As we struggled for ways to articulate the concerns expressed to us, campaigners witnessed the apparent contradiction of the community where the raid took place. On the one hand, it has one of London’s few ‘ethnic majorities’ with a population that is constantly shifting and changing, but at the same time there is an underlying tradition of community activism that local residents have managed to hold on to. It’s part of the reason I like living in Newham so much. Time and again, NMP activists heard people refer to local struggles of the 1980s, such as the Newham 7 and Newham 8 campaigns, when expressing their sympathy and support for Mohammed, Adul and their family.

Newham Monitoring Project, which has witnessed many changes in its fortunes over the years, was able to very effectively draw on the recognition and experience it has maintained over 25 years in Newham to help organise public responses to the police actions, whilst the network of Muslim activists who mobilised for the march in Forest Gate revitalised the alliance that came together to organise the ten-thousand-strong local demonstration against the start of the war in Iraq in 2003. At a local level, they reflect the wider trend among young Muslims to find new allies that found its expression in the anti-war movement.
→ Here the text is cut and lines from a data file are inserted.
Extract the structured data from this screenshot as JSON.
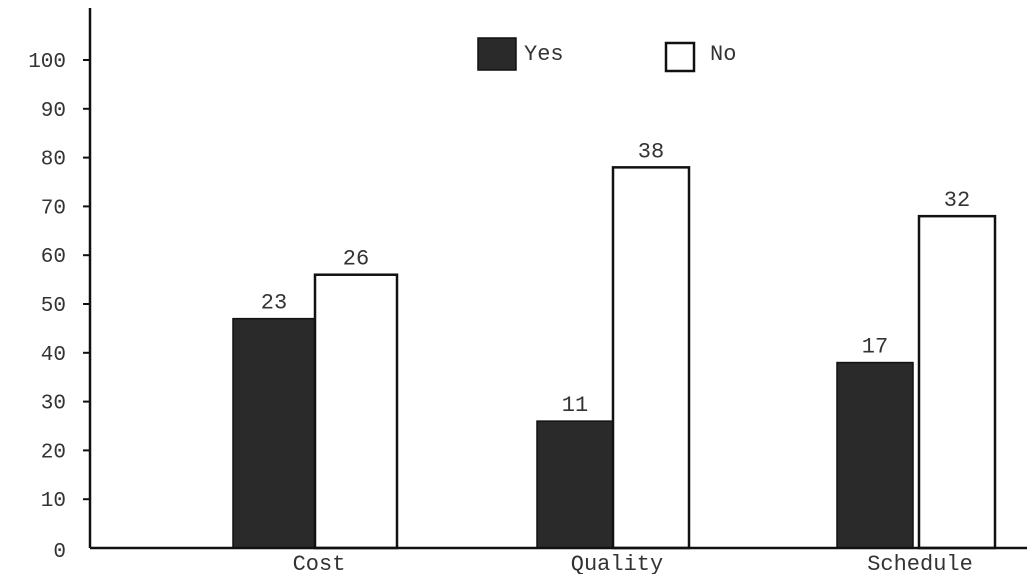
{
  "chart_data": {
    "type": "bar",
    "categories": [
      "Cost",
      "Quality",
      "Schedule"
    ],
    "series": [
      {
        "name": "Yes",
        "values": [
          47,
          26,
          38
        ],
        "labels": [
          "23",
          "11",
          "17"
        ],
        "color": "#2a2a2a"
      },
      {
        "name": "No",
        "values": [
          56,
          78,
          68
        ],
        "labels": [
          "26",
          "38",
          "32"
        ],
        "color": "#ffffff"
      }
    ],
    "yticks": [
      "0",
      "10",
      "20",
      "30",
      "40",
      "50",
      "60",
      "70",
      "80",
      "90",
      "100"
    ],
    "ylim": [
      0,
      100
    ],
    "grid": false,
    "legend": "top-center"
  }
}
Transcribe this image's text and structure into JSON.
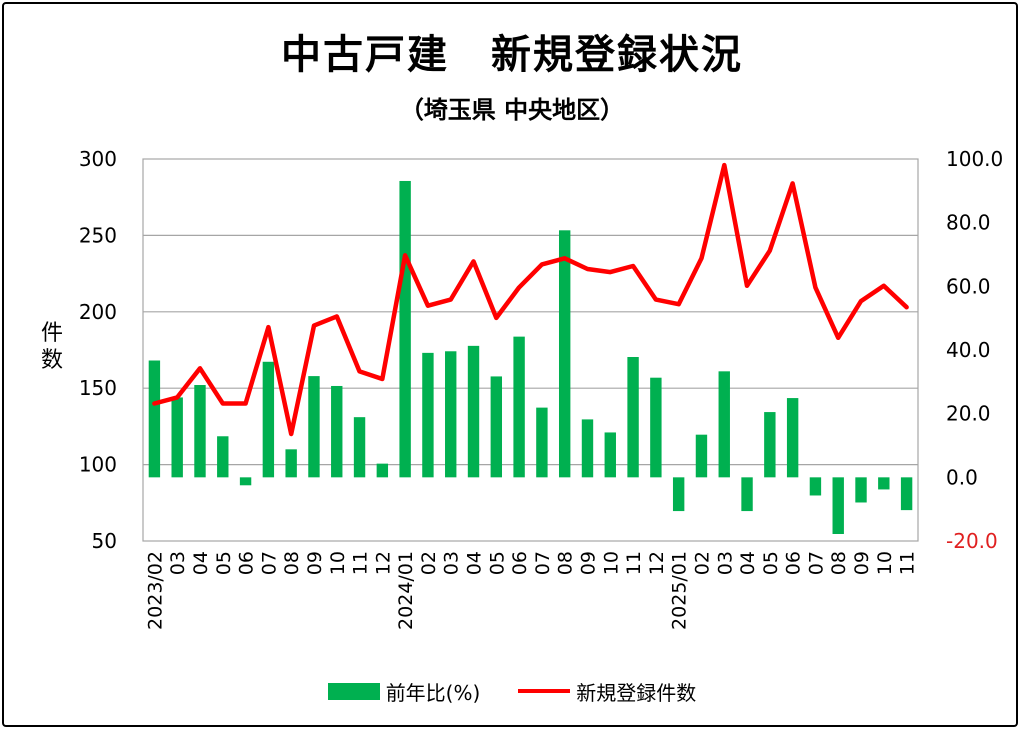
{
  "chart_data": {
    "type": "bar+line",
    "title": "中古戸建　新規登録状況",
    "subtitle": "（埼玉県 中央地区）",
    "ylabel_left": "件数",
    "ylim_left": [
      50,
      300
    ],
    "yticks_left": [
      "300",
      "250",
      "200",
      "150",
      "100",
      "50"
    ],
    "ylim_right": [
      -20,
      100
    ],
    "yticks_right": [
      "100.0",
      "80.0",
      "60.0",
      "40.0",
      "20.0",
      "0.0",
      "-20.0"
    ],
    "negative_tick_color": "#e02020",
    "categories": [
      "2023/02",
      "03",
      "04",
      "05",
      "06",
      "07",
      "08",
      "09",
      "10",
      "11",
      "12",
      "2024/01",
      "02",
      "03",
      "04",
      "05",
      "06",
      "07",
      "08",
      "09",
      "10",
      "11",
      "12",
      "2025/01",
      "02",
      "03",
      "04",
      "05",
      "06",
      "07",
      "08",
      "09",
      "10",
      "11"
    ],
    "grid": true,
    "legend_position": "bottom",
    "series": [
      {
        "name": "前年比(%)",
        "type": "bar",
        "axis": "right",
        "color": "#00b050",
        "values": [
          36.7,
          25.1,
          29.0,
          12.9,
          -2.5,
          36.3,
          8.8,
          31.8,
          28.7,
          18.9,
          4.3,
          93.1,
          39.1,
          39.6,
          41.3,
          31.7,
          44.2,
          21.9,
          77.6,
          18.2,
          14.1,
          37.8,
          31.3,
          -10.6,
          13.4,
          33.3,
          -10.6,
          20.5,
          24.9,
          -5.7,
          -17.8,
          -7.9,
          -3.8,
          -10.3
        ]
      },
      {
        "name": "新規登録件数",
        "type": "line",
        "axis": "left",
        "color": "#ff0000",
        "values": [
          140,
          144,
          163,
          140,
          140,
          190,
          120,
          191,
          197,
          161,
          156,
          237,
          204,
          208,
          233,
          196,
          216,
          231,
          235,
          228,
          226,
          230,
          208,
          205,
          235,
          296,
          217,
          240,
          284,
          216,
          183,
          207,
          217,
          203
        ]
      }
    ]
  }
}
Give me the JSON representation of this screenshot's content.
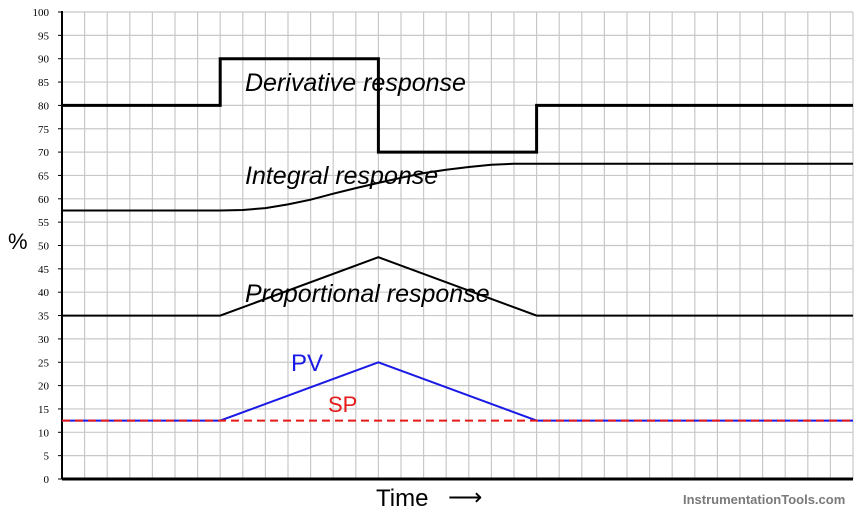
{
  "chart_data": {
    "type": "line",
    "ylabel": "%",
    "xlabel": "Time",
    "xlabel_arrow": "⟶",
    "ylim": [
      0,
      100
    ],
    "xlim": [
      0,
      35
    ],
    "yticks": [
      0,
      5,
      10,
      15,
      20,
      25,
      30,
      35,
      40,
      45,
      50,
      55,
      60,
      65,
      70,
      75,
      80,
      85,
      90,
      95,
      100
    ],
    "grid": true,
    "series": [
      {
        "name": "PV",
        "color": "#1a1ae6",
        "dash": false,
        "points": [
          [
            0,
            12.5
          ],
          [
            7,
            12.5
          ],
          [
            14,
            25
          ],
          [
            21,
            12.5
          ],
          [
            35,
            12.5
          ]
        ]
      },
      {
        "name": "SP",
        "color": "#e61a1a",
        "dash": true,
        "points": [
          [
            0,
            12.5
          ],
          [
            35,
            12.5
          ]
        ]
      },
      {
        "name": "Proportional response",
        "color": "#000000",
        "dash": false,
        "points": [
          [
            0,
            35
          ],
          [
            7,
            35
          ],
          [
            14,
            47.5
          ],
          [
            21,
            35
          ],
          [
            35,
            35
          ]
        ]
      },
      {
        "name": "Integral response",
        "color": "#000000",
        "dash": false,
        "points": [
          [
            0,
            57.5
          ],
          [
            7,
            57.5
          ],
          [
            8,
            57.6
          ],
          [
            9,
            58.0
          ],
          [
            10,
            58.8
          ],
          [
            11,
            59.8
          ],
          [
            12,
            61.1
          ],
          [
            13,
            62.3
          ],
          [
            14,
            63.4
          ],
          [
            15,
            64.5
          ],
          [
            16,
            65.5
          ],
          [
            17,
            66.2
          ],
          [
            18,
            66.8
          ],
          [
            19,
            67.3
          ],
          [
            20,
            67.5
          ],
          [
            21,
            67.5
          ],
          [
            35,
            67.5
          ]
        ]
      },
      {
        "name": "Derivative response",
        "color": "#000000",
        "dash": false,
        "thick": true,
        "points": [
          [
            0,
            80
          ],
          [
            7,
            80
          ],
          [
            7,
            90
          ],
          [
            14,
            90
          ],
          [
            14,
            70
          ],
          [
            21,
            70
          ],
          [
            21,
            80
          ],
          [
            35,
            80
          ]
        ]
      }
    ],
    "annotations": {
      "derivative": "Derivative response",
      "integral": "Integral response",
      "proportional": "Proportional response",
      "pv": "PV",
      "sp": "SP"
    }
  },
  "watermark": "InstrumentationTools.com"
}
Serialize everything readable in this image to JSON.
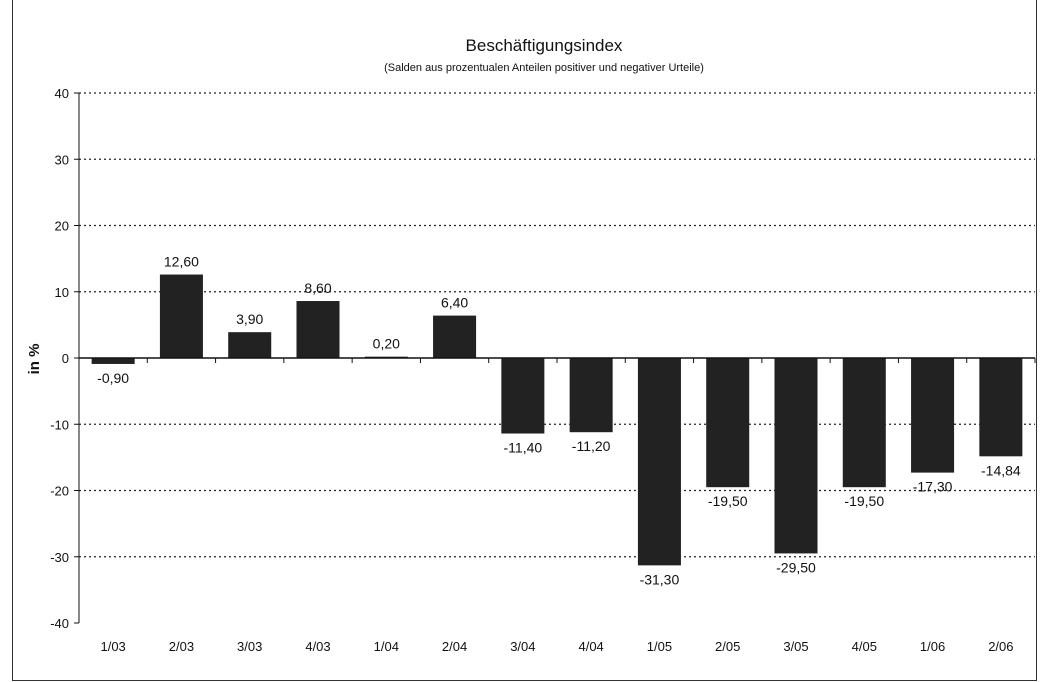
{
  "chart_data": {
    "type": "bar",
    "title": "Beschäftigungsindex",
    "subtitle": "(Salden aus prozentualen Anteilen positiver und negativer Urteile)",
    "ylabel": "in %",
    "xlabel": "",
    "ylim": [
      -40,
      40
    ],
    "yticks": [
      40,
      30,
      20,
      10,
      0,
      -10,
      -20,
      -30,
      -40
    ],
    "grid": true,
    "categories": [
      "1/03",
      "2/03",
      "3/03",
      "4/03",
      "1/04",
      "2/04",
      "3/04",
      "4/04",
      "1/05",
      "2/05",
      "3/05",
      "4/05",
      "1/06",
      "2/06"
    ],
    "values": [
      -0.9,
      12.6,
      3.9,
      8.6,
      0.2,
      6.4,
      -11.4,
      -11.2,
      -31.3,
      -19.5,
      -29.5,
      -19.5,
      -17.3,
      -14.84
    ],
    "data_labels": [
      "-0,90",
      "12,60",
      "3,90",
      "8,60",
      "0,20",
      "6,40",
      "-11,40",
      "-11,20",
      "-31,30",
      "-19,50",
      "-29,50",
      "-19,50",
      "-17,30",
      "-14,84"
    ],
    "bar_color": "#222222"
  }
}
Arguably the greatest irony of the bungled and potentially lethal raid in Forest Gate on 2 June is that it has brought both local residents and local communities closer together. The problem for the police and for their masters in Downing Street and Mayor Ken Livingstone’s office is that it is largely in revulsion and disgust at the way the police acted. No amount of self-deluding statements about "partnership and cooperation" with communities in Newham is going to change that fact. It is also clear that because the police operation was planned and controlled centrally by the Met’s gung-ho Specialist Operations Directorate, local police commanders are now finding it almost impossible to respond to the difficult questions they have been faced with. NMP continues to argue that there can be no blank cheque, no hiding behind the threat of terrorism to justify the shooting of an innocent man. We have therefore called upon the architect of the raid, Andy Hayman, to come down to Newham and address local people’s concerns in person. On the evidence we have collected, if he agrees he’s going to have some serious explaining to do.

Kevin Blowe is an activist with the Newham Monitoring Project, and is also involved with running RAN's sister site, Radical Activist Newham.